Most towns have an herbolario where they sell teas, herbs, veggie stuff, food supplements... If they don't have it they should be able to order it for the following day. Also some large supermarkets, big Carrefours for instance, carry it


----------



## Cazzy (Nov 23, 2008)

Thanks I asked in my Carrefour and they tried to sell me every type of milk but, it was like they had never heard of it and thought I was confused!!


----------



## Pesky Wesky (May 10, 2009)

Sorry, my reply should have read 
Big supermarkets like Carrefour _*may*_ carry it. 
In our Carrefour, which is a Carrefour Planet(!!) has a special health food section and I'm pretty sure you can get it there. I even heard that they have their own brand oat milk... Probably vicious rumours!


----------



## Cazzy (Nov 23, 2008)

Pesky Wesky said:


> Sorry, my reply should have read
> Big supermarkets like Carrefour _*may*_ carry it.
> In our Carrefour, which is a Carrefour Planet(!!) has a special health food section and I'm pretty sure you can get it there. I even heard that they have their own brand oat milk... Probably vicious rumours!

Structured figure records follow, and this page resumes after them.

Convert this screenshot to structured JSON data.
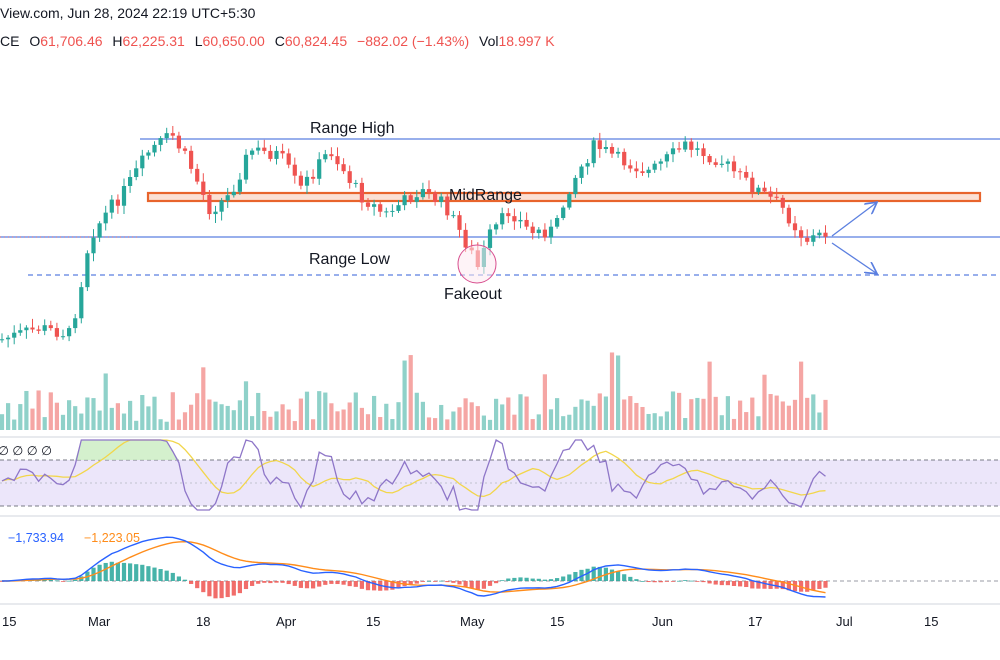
{
  "header": {
    "source_line": "View.com, Jun 28, 2024 22:19 UTC+5:30",
    "symbol_fragment": "CE",
    "open_label": "O",
    "open": "61,706.46",
    "high_label": "H",
    "high": "62,225.31",
    "low_label": "L",
    "low": "60,650.00",
    "close_label": "C",
    "close": "60,824.45",
    "change": "−882.02 (−1.43%)",
    "volume_label": "Vol",
    "volume": "18.997 K"
  },
  "colors": {
    "up": "#26a69a",
    "down": "#ef5350",
    "vol_up": "#8fd1c9",
    "vol_down": "#f5a6a4",
    "level": "#5b7fe0",
    "midrange": "#e8642c",
    "rsi_line": "#8e76c8",
    "rsi_ma": "#f2d64b",
    "macd": "#2962ff",
    "signal": "#ff8c1a"
  },
  "annotations": {
    "range_high": "Range High",
    "midrange": "MidRange",
    "range_low": "Range Low",
    "fakeout": "Fakeout"
  },
  "indicators": {
    "rsi_glyphs": "∅ ∅ ∅ ∅",
    "macd_value": "−1,733.94",
    "signal_value": "−1,223.05"
  },
  "chart_data": {
    "type": "candlestick",
    "x_axis_labels": [
      "15",
      "Mar",
      "18",
      "Apr",
      "15",
      "May",
      "15",
      "Jun",
      "17",
      "Jul",
      "15"
    ],
    "price_shape": {
      "phases": [
        "late-Feb breakout",
        "Mar rally to range high",
        "Mar–Apr ranging",
        "May fakeout below range low",
        "late-May return to range high",
        "June decline to range low"
      ],
      "levels": [
        "Range High",
        "MidRange",
        "Range Low",
        "Fakeout low (dashed)"
      ]
    },
    "panels": [
      "price",
      "volume",
      "RSI",
      "MACD"
    ],
    "grid": false,
    "legend": "none"
  }
}
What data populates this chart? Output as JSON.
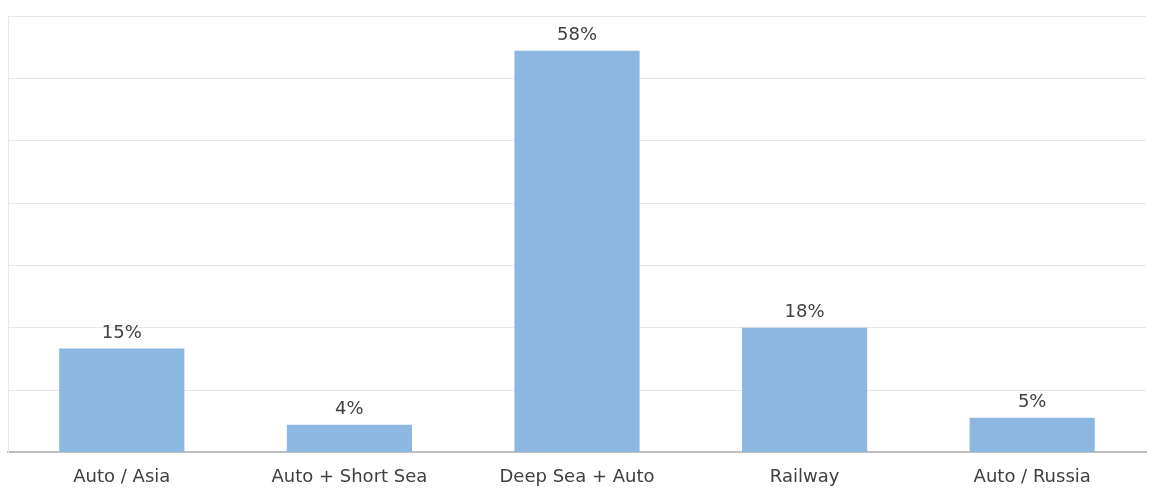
{
  "chart_data": {
    "type": "bar",
    "categories": [
      "Auto / Asia",
      "Auto + Short Sea",
      "Deep Sea + Auto",
      "Railway",
      "Auto / Russia"
    ],
    "values": [
      15,
      4,
      58,
      18,
      5
    ],
    "value_labels": [
      "15%",
      "4%",
      "58%",
      "18%",
      "5%"
    ],
    "color": "#8cb7e1",
    "ylim": [
      0,
      63
    ],
    "yticks": [
      {
        "value": 0,
        "label": null
      },
      {
        "value": 9,
        "label": null
      },
      {
        "value": 18,
        "label": null
      },
      {
        "value": 27,
        "label": null
      },
      {
        "value": 36,
        "label": null
      },
      {
        "value": 45,
        "label": null
      },
      {
        "value": 54,
        "label": null
      },
      {
        "value": 63,
        "label": null
      }
    ],
    "grid": "y",
    "tick_labels": "x",
    "legend": false
  }
}
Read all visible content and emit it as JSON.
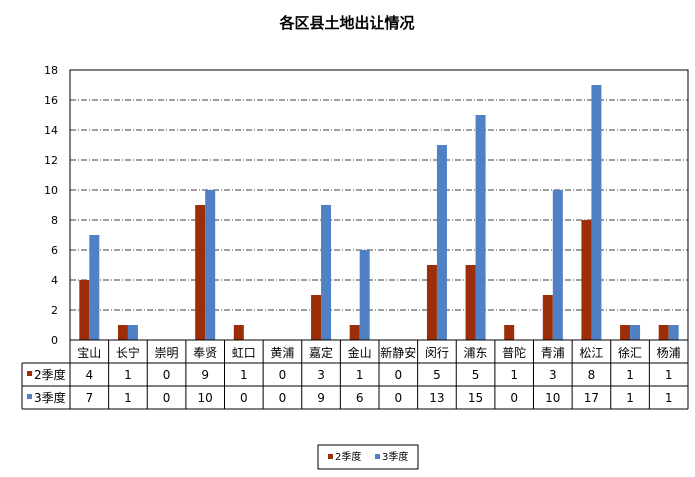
{
  "chart_data": {
    "type": "bar",
    "title": "各区县土地出让情况",
    "categories": [
      "宝山",
      "长宁",
      "崇明",
      "奉贤",
      "虹口",
      "黄浦",
      "嘉定",
      "金山",
      "新静安",
      "闵行",
      "浦东",
      "普陀",
      "青浦",
      "松江",
      "徐汇",
      "杨浦"
    ],
    "series": [
      {
        "name": "2季度",
        "color": "#9b2d08",
        "values": [
          4,
          1,
          0,
          9,
          1,
          0,
          3,
          1,
          0,
          5,
          5,
          1,
          3,
          8,
          1,
          1
        ]
      },
      {
        "name": "3季度",
        "color": "#4f81c4",
        "values": [
          7,
          1,
          0,
          10,
          0,
          0,
          9,
          6,
          0,
          13,
          15,
          0,
          10,
          17,
          1,
          1
        ]
      }
    ],
    "ylim": [
      0,
      18
    ],
    "yticks": [
      0,
      2,
      4,
      6,
      8,
      10,
      12,
      14,
      16,
      18
    ],
    "grid": true,
    "legend": "bottom",
    "table_below_chart": true
  }
}
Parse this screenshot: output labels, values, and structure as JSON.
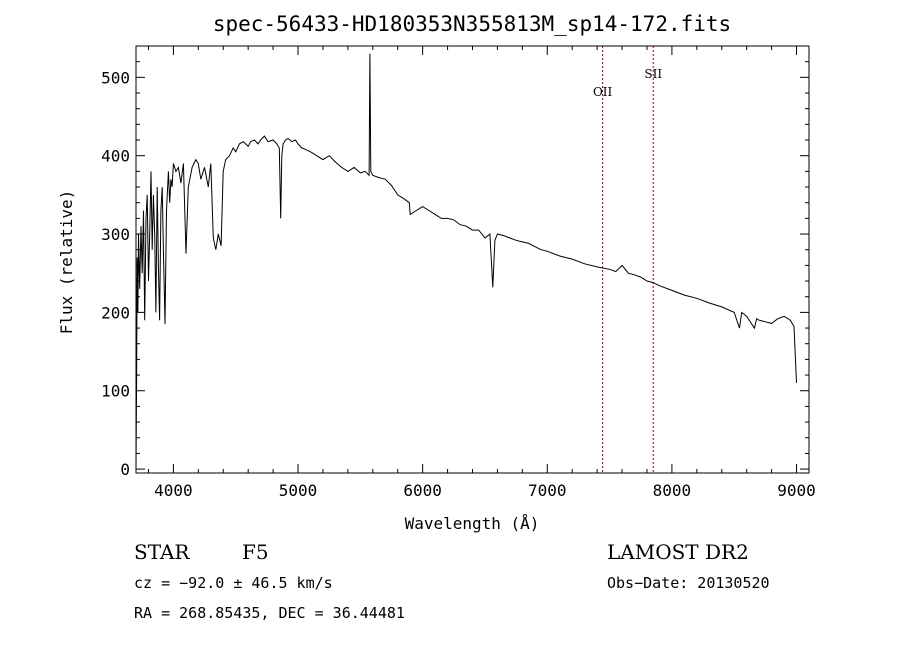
{
  "chart_data": {
    "type": "line",
    "title": "spec-56433-HD180353N355813M_sp14-172.fits",
    "xlabel": "Wavelength (Å)",
    "ylabel": "Flux (relative)",
    "xlim": [
      3700,
      9100
    ],
    "ylim": [
      -5,
      540
    ],
    "xticks": [
      4000,
      5000,
      6000,
      7000,
      8000,
      9000
    ],
    "yticks": [
      0,
      100,
      200,
      300,
      400,
      500
    ],
    "grid": false,
    "series": [
      {
        "color": "#000000",
        "x": [
          3700,
          3705,
          3710,
          3715,
          3720,
          3730,
          3740,
          3750,
          3760,
          3770,
          3780,
          3790,
          3800,
          3810,
          3820,
          3830,
          3840,
          3850,
          3860,
          3870,
          3880,
          3889,
          3900,
          3910,
          3920,
          3933,
          3945,
          3960,
          3970,
          3980,
          3990,
          4000,
          4020,
          4040,
          4060,
          4080,
          4101,
          4120,
          4150,
          4180,
          4200,
          4220,
          4250,
          4280,
          4300,
          4320,
          4340,
          4360,
          4383,
          4400,
          4420,
          4450,
          4480,
          4500,
          4530,
          4560,
          4600,
          4620,
          4650,
          4680,
          4700,
          4730,
          4760,
          4800,
          4830,
          4850,
          4861,
          4870,
          4880,
          4900,
          4920,
          4950,
          4980,
          5000,
          5030,
          5060,
          5100,
          5150,
          5200,
          5250,
          5300,
          5350,
          5400,
          5450,
          5500,
          5540,
          5570,
          5577,
          5584,
          5600,
          5650,
          5700,
          5750,
          5800,
          5850,
          5893,
          5900,
          5950,
          6000,
          6050,
          6100,
          6150,
          6200,
          6250,
          6300,
          6350,
          6400,
          6450,
          6500,
          6540,
          6563,
          6580,
          6600,
          6650,
          6700,
          6750,
          6800,
          6850,
          6900,
          6950,
          7000,
          7100,
          7200,
          7300,
          7400,
          7500,
          7550,
          7600,
          7650,
          7700,
          7750,
          7800,
          7850,
          7900,
          8000,
          8100,
          8200,
          8300,
          8400,
          8500,
          8542,
          8560,
          8600,
          8662,
          8680,
          8700,
          8750,
          8800,
          8850,
          8900,
          8950,
          8980,
          9000
        ],
        "y": [
          0,
          110,
          270,
          200,
          300,
          230,
          310,
          250,
          330,
          190,
          320,
          350,
          240,
          300,
          380,
          280,
          350,
          300,
          200,
          360,
          260,
          190,
          330,
          360,
          280,
          185,
          330,
          380,
          340,
          370,
          360,
          390,
          380,
          385,
          365,
          390,
          275,
          360,
          385,
          395,
          390,
          370,
          385,
          360,
          390,
          295,
          280,
          300,
          285,
          380,
          395,
          400,
          410,
          405,
          415,
          418,
          412,
          418,
          420,
          415,
          420,
          425,
          418,
          420,
          415,
          410,
          320,
          400,
          415,
          420,
          422,
          418,
          420,
          415,
          410,
          408,
          405,
          400,
          395,
          400,
          392,
          385,
          380,
          385,
          378,
          380,
          375,
          530,
          380,
          375,
          372,
          370,
          362,
          350,
          345,
          340,
          325,
          330,
          335,
          330,
          325,
          320,
          320,
          318,
          312,
          310,
          305,
          305,
          295,
          300,
          232,
          292,
          300,
          298,
          295,
          292,
          290,
          288,
          284,
          280,
          278,
          272,
          268,
          262,
          258,
          255,
          252,
          260,
          250,
          248,
          245,
          240,
          238,
          234,
          228,
          222,
          218,
          212,
          207,
          200,
          180,
          200,
          195,
          180,
          192,
          190,
          188,
          186,
          192,
          195,
          190,
          182,
          110
        ]
      }
    ],
    "annotations": [
      {
        "label": "OII",
        "x": 7444
      },
      {
        "label": "SII",
        "x": 7850
      }
    ]
  },
  "info": {
    "object_class": "STAR",
    "subclass": "F5",
    "survey": "LAMOST DR2",
    "velocity": "cz = −92.0 ± 46.5 km/s",
    "obs_date": "Obs−Date: 20130520",
    "coords": "RA = 268.85435, DEC =  36.44481"
  }
}
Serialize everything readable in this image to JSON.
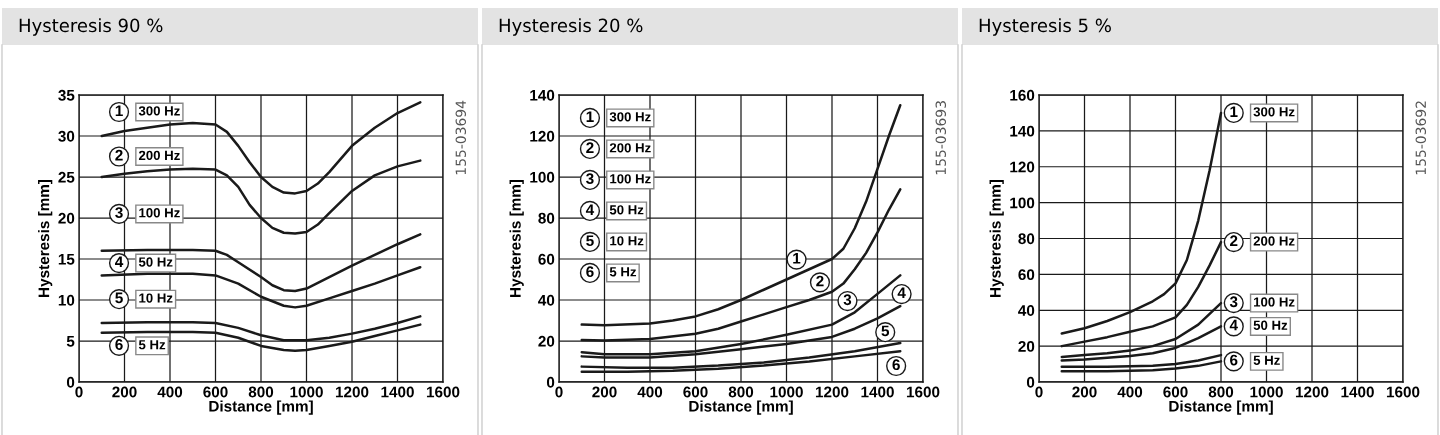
{
  "chart_data": [
    {
      "type": "line",
      "title": "Hysteresis 90 %",
      "xlabel": "Distance [mm]",
      "ylabel": "Hysteresis [mm]",
      "xlim": [
        0,
        1600
      ],
      "ylim": [
        0,
        35
      ],
      "xticks": [
        0,
        200,
        400,
        600,
        800,
        1000,
        1200,
        1400,
        1600
      ],
      "yticks": [
        0,
        5,
        10,
        15,
        20,
        25,
        30,
        35
      ],
      "grid": true,
      "legend": "left",
      "series": [
        {
          "name": "300 Hz",
          "color": "#1a1a1a",
          "x": [
            100,
            200,
            300,
            400,
            500,
            600,
            650,
            700,
            750,
            800,
            850,
            900,
            950,
            1000,
            1050,
            1100,
            1200,
            1300,
            1400,
            1500
          ],
          "values": [
            30,
            30.6,
            31,
            31.4,
            31.6,
            31.4,
            30.5,
            28.8,
            26.8,
            25,
            23.8,
            23.1,
            23,
            23.3,
            24.2,
            25.6,
            28.8,
            31,
            32.8,
            34.1
          ]
        },
        {
          "name": "200 Hz",
          "color": "#1a1a1a",
          "x": [
            100,
            200,
            300,
            400,
            500,
            600,
            650,
            700,
            750,
            800,
            850,
            900,
            950,
            1000,
            1050,
            1100,
            1200,
            1300,
            1400,
            1500
          ],
          "values": [
            25,
            25.4,
            25.7,
            25.9,
            26,
            25.9,
            25.2,
            23.8,
            21.6,
            20,
            18.8,
            18.2,
            18.1,
            18.3,
            19.2,
            20.6,
            23.3,
            25.2,
            26.3,
            27
          ]
        },
        {
          "name": "100 Hz",
          "color": "#1a1a1a",
          "x": [
            100,
            300,
            500,
            600,
            650,
            700,
            800,
            850,
            900,
            950,
            1000,
            1100,
            1200,
            1300,
            1400,
            1500
          ],
          "values": [
            16,
            16.1,
            16.1,
            16,
            15.5,
            14.6,
            12.8,
            11.8,
            11.2,
            11.1,
            11.4,
            12.8,
            14.2,
            15.5,
            16.8,
            18
          ]
        },
        {
          "name": "50 Hz",
          "color": "#1a1a1a",
          "x": [
            100,
            300,
            500,
            600,
            700,
            800,
            900,
            950,
            1000,
            1100,
            1200,
            1300,
            1400,
            1500
          ],
          "values": [
            13,
            13.2,
            13.2,
            13,
            12,
            10.4,
            9.3,
            9.1,
            9.3,
            10.2,
            11.1,
            12,
            13,
            14
          ]
        },
        {
          "name": "10 Hz",
          "color": "#1a1a1a",
          "x": [
            100,
            300,
            500,
            600,
            700,
            800,
            900,
            1000,
            1100,
            1200,
            1300,
            1400,
            1500
          ],
          "values": [
            7.2,
            7.3,
            7.3,
            7.2,
            6.6,
            5.7,
            5.1,
            5.1,
            5.4,
            5.9,
            6.5,
            7.2,
            8
          ]
        },
        {
          "name": "5 Hz",
          "color": "#1a1a1a",
          "x": [
            100,
            300,
            500,
            600,
            700,
            800,
            900,
            950,
            1000,
            1100,
            1200,
            1300,
            1400,
            1500
          ],
          "values": [
            6,
            6.1,
            6.1,
            6,
            5.4,
            4.4,
            3.9,
            3.8,
            3.9,
            4.4,
            4.9,
            5.6,
            6.3,
            7
          ]
        }
      ],
      "annotations": [
        "1",
        "2",
        "3",
        "4",
        "5",
        "6",
        "155-03694"
      ]
    },
    {
      "type": "line",
      "title": "Hysteresis 20 %",
      "xlabel": "Distance [mm]",
      "ylabel": "Hysteresis [mm]",
      "xlim": [
        0,
        1600
      ],
      "ylim": [
        0,
        140
      ],
      "xticks": [
        0,
        200,
        400,
        600,
        800,
        1000,
        1200,
        1400,
        1600
      ],
      "yticks": [
        0,
        20,
        40,
        60,
        80,
        100,
        120,
        140
      ],
      "grid": true,
      "legend": "top left",
      "series": [
        {
          "name": "300 Hz",
          "color": "#1a1a1a",
          "x": [
            100,
            200,
            400,
            500,
            600,
            700,
            800,
            900,
            1000,
            1100,
            1200,
            1250,
            1300,
            1350,
            1400,
            1450,
            1500
          ],
          "values": [
            28,
            27.7,
            28.5,
            30,
            32,
            35.5,
            40,
            45,
            50,
            55,
            60,
            65,
            75,
            88,
            104,
            120,
            135
          ]
        },
        {
          "name": "200 Hz",
          "color": "#1a1a1a",
          "x": [
            100,
            200,
            400,
            600,
            700,
            800,
            900,
            1000,
            1100,
            1200,
            1250,
            1300,
            1350,
            1400,
            1450,
            1500
          ],
          "values": [
            20.5,
            20.2,
            21,
            23.5,
            26,
            29.5,
            33,
            36.5,
            40,
            44,
            48,
            55,
            63,
            73,
            84,
            94
          ]
        },
        {
          "name": "100 Hz",
          "color": "#1a1a1a",
          "x": [
            100,
            200,
            400,
            600,
            800,
            1000,
            1200,
            1300,
            1400,
            1500
          ],
          "values": [
            14.5,
            13.5,
            13.5,
            15,
            18.5,
            23,
            28,
            34,
            43,
            52
          ]
        },
        {
          "name": "50 Hz",
          "color": "#1a1a1a",
          "x": [
            100,
            200,
            400,
            600,
            800,
            1000,
            1200,
            1300,
            1400,
            1500
          ],
          "values": [
            12.5,
            12,
            12,
            13.5,
            16,
            18.5,
            22,
            26,
            31,
            37
          ]
        },
        {
          "name": "10 Hz",
          "color": "#1a1a1a",
          "x": [
            100,
            300,
            500,
            700,
            900,
            1100,
            1300,
            1500
          ],
          "values": [
            7.5,
            7,
            7,
            8,
            9.5,
            12,
            15,
            19
          ]
        },
        {
          "name": "5 Hz",
          "color": "#1a1a1a",
          "x": [
            100,
            300,
            500,
            700,
            900,
            1100,
            1300,
            1500
          ],
          "values": [
            5,
            5,
            5.5,
            6.5,
            8,
            10,
            12.5,
            15
          ]
        }
      ],
      "annotations": [
        "1",
        "2",
        "3",
        "4",
        "5",
        "6",
        {
          "text": "1",
          "x": 1044,
          "y": 59.7
        },
        {
          "text": "2",
          "x": 1147,
          "y": 48.6
        },
        {
          "text": "3",
          "x": 1268,
          "y": 39.5
        },
        {
          "text": "4",
          "x": 1506,
          "y": 42.9
        },
        {
          "text": "5",
          "x": 1434,
          "y": 24.3
        },
        {
          "text": "6",
          "x": 1482,
          "y": 7.8
        },
        "155-03693"
      ]
    },
    {
      "type": "line",
      "title": "Hysteresis 5 %",
      "xlabel": "Distance [mm]",
      "ylabel": "Hysteresis [mm]",
      "xlim": [
        0,
        1600
      ],
      "ylim": [
        0,
        160
      ],
      "xticks": [
        0,
        200,
        400,
        600,
        800,
        1000,
        1200,
        1400,
        1600
      ],
      "yticks": [
        0,
        20,
        40,
        60,
        80,
        100,
        120,
        140,
        160
      ],
      "grid": true,
      "legend": "right",
      "series": [
        {
          "name": "300 Hz",
          "color": "#1a1a1a",
          "x": [
            100,
            200,
            300,
            400,
            500,
            550,
            600,
            650,
            700,
            750,
            800
          ],
          "values": [
            27,
            30,
            34,
            39,
            45,
            49,
            55,
            68,
            90,
            118,
            150
          ]
        },
        {
          "name": "200 Hz",
          "color": "#1a1a1a",
          "x": [
            100,
            200,
            300,
            400,
            500,
            600,
            650,
            700,
            750,
            800
          ],
          "values": [
            20,
            22.5,
            25,
            28,
            31,
            36,
            43,
            53,
            65,
            78
          ]
        },
        {
          "name": "100 Hz",
          "color": "#1a1a1a",
          "x": [
            100,
            200,
            300,
            400,
            500,
            600,
            700,
            800
          ],
          "values": [
            14,
            15,
            16,
            17.5,
            20,
            24,
            32,
            44
          ]
        },
        {
          "name": "50 Hz",
          "color": "#1a1a1a",
          "x": [
            100,
            200,
            300,
            400,
            500,
            600,
            700,
            800
          ],
          "values": [
            12,
            12.5,
            13.5,
            14.5,
            16,
            19,
            24.5,
            31
          ]
        },
        {
          "color": "#1a1a1a",
          "x": [
            100,
            300,
            500,
            600,
            700,
            800
          ],
          "values": [
            8.5,
            8.5,
            9,
            10,
            12,
            15
          ]
        },
        {
          "name": "5 Hz",
          "color": "#1a1a1a",
          "x": [
            100,
            300,
            500,
            600,
            700,
            800
          ],
          "values": [
            6,
            6,
            6.5,
            7.5,
            9,
            11.5
          ]
        }
      ],
      "annotations": [
        "1",
        "2",
        "3",
        "4",
        "6",
        "155-03692"
      ]
    }
  ]
}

I went to a Carrefour Planet..... I think they thought I was from a different planet!!!, I even wrote it down in case I pronounced it wrong!!

I'll keep on searching, I might have to make it.


----------



## Brangus (May 1, 2010)

Try El Corte Inglés or any of its sister stores, like SuperCor, if those are in your area. El Corte Inglés carries its own Special Line brand, as well as Oatly, Santiveri, and Soria Natural brands.

I agree that herbolarios are a good place to ask. My local Carrefour carries the Soria Natural brand of "bebida de avena" in a special aisle for "ecological" foods. They stock it next to the rice milk ("bebida de arroz") and other milk alternatives.


----------



## Pesky Wesky (May 10, 2009)

Well, I was in Carrefour planet today, and in the BIO section they had several brands of oat milk as well as soy, almond, quinoa etc etc, so I reckon your Carrefour planet must have at least one brand somewhere. They just don't know they stock it!


----------



## Cazzy (Nov 23, 2008)

Pesky Wesky said:


> Well, I was in Carrefour planet today, and in the BIO section they had several brands of oat milk as well as soy, almond, quinoa etc etc, so I reckon your Carrefour planet must have at least one brand somewhere. They just don't know they stock it!


Thanks for that I will try again tomorrow!!


----------



## fergie (Oct 4, 2010)

Hi Cazzy,
I was just googling oat milk as I'd never heard of it, and found this website with recipe to make it, they say it is easy, so may be useful if you can't find any in the shops.
Go Dairy Free | Homemade Oat Milk I (Vegan, Nut-Free, Soy-Free, Wheat-Free)


----------